Putin came to Beijing four days after Trump, and neither arrived in his best shape. The visit produced no Power of Siberia 2 and no significant agreements, yet it confirmed China's place as the key player whose economy helps Russia sustain the war. Beijing abstains from pressuring Putin to end it while holding to its position that it should end. Russia and China continue to deepen their strategic partnership — and with it Russia's dependence — and the commercial and economic frictions and disagreements between them, real as they are, do not touch that closeness. The issue examines where the two sides remain apart, what Putin's delegation says about Russia's reliance on the Chinese market and finance, and why the partnership grows more valuable to Moscow even as its tone cools.

SIGNIFICANT DEVELOPMENTS

  • Ukraine. Russia moves towards a fresh escalation as the talks stall — and, for the first time, loyalist voices begin to argue openly that the war cannot be won by force.

  • Nuclear exercises.

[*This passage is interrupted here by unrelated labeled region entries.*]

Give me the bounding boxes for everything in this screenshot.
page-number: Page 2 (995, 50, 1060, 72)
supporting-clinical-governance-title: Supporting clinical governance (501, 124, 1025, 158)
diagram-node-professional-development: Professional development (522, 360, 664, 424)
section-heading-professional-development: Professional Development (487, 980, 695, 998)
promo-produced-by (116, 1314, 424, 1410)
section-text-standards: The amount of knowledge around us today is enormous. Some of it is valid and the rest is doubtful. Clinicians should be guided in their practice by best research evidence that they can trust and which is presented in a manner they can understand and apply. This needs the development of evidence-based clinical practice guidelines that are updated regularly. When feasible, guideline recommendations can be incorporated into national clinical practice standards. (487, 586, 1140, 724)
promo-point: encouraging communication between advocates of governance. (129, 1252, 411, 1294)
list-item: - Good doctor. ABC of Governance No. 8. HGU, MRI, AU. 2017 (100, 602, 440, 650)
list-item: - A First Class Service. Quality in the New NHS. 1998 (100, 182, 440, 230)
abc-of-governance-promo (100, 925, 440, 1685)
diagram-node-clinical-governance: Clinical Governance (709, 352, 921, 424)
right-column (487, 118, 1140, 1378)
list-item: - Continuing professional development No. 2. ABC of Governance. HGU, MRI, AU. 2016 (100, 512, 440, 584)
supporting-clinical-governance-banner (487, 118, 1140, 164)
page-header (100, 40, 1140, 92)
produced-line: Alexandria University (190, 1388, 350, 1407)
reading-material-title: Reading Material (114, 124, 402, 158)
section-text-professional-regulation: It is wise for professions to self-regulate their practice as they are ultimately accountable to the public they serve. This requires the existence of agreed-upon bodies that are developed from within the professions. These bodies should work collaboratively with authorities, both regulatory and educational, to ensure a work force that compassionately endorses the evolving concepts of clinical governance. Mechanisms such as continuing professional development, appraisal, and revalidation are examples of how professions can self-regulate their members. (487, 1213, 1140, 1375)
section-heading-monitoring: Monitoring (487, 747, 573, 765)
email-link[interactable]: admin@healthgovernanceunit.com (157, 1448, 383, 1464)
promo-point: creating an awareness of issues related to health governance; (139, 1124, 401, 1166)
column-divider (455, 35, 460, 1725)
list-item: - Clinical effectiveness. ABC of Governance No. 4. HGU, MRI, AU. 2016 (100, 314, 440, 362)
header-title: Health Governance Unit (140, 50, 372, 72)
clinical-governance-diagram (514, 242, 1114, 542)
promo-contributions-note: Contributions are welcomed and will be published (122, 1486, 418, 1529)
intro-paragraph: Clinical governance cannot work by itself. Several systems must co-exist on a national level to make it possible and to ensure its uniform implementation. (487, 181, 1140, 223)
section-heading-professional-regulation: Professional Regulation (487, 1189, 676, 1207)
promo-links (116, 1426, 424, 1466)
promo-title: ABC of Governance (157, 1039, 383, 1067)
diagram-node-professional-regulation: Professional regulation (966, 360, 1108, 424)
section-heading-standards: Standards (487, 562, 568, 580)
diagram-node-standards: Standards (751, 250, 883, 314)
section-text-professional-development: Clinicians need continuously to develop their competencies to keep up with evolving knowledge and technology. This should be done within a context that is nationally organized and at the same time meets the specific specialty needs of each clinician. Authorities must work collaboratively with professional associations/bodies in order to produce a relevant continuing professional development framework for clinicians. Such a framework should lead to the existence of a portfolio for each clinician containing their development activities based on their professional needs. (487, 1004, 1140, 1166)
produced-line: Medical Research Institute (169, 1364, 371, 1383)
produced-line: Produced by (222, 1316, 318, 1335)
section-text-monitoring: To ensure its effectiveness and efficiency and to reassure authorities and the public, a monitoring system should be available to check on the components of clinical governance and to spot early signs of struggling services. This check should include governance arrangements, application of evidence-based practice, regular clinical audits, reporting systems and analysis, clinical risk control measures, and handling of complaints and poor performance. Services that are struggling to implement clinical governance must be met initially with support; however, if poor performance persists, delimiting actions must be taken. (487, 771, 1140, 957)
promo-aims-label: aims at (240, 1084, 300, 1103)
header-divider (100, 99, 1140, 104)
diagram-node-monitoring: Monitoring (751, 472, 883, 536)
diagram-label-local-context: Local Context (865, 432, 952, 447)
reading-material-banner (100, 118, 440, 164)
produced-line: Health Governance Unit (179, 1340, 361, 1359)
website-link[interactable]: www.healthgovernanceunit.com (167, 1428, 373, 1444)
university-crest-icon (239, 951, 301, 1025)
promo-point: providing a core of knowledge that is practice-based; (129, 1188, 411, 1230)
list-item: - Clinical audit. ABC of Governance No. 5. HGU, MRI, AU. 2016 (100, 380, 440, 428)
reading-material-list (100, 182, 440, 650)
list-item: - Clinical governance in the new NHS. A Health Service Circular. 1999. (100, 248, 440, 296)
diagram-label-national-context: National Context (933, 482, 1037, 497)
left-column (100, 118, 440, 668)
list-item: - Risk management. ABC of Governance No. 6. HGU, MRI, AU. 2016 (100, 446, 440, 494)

The largest joint Russia–Belarus nuclear drill to date, and the first to fold Belarusian units publicly into a full rehearsal of nuclear command.

  • Two new governors. Belgorod and Bryansk go to a combat general and a technocrat — telling us volumes about wartime personnel policy.

  • The Duma campaign. The Kremlin tells United Russia to soften its register before September, even as the pressure it does not control continues.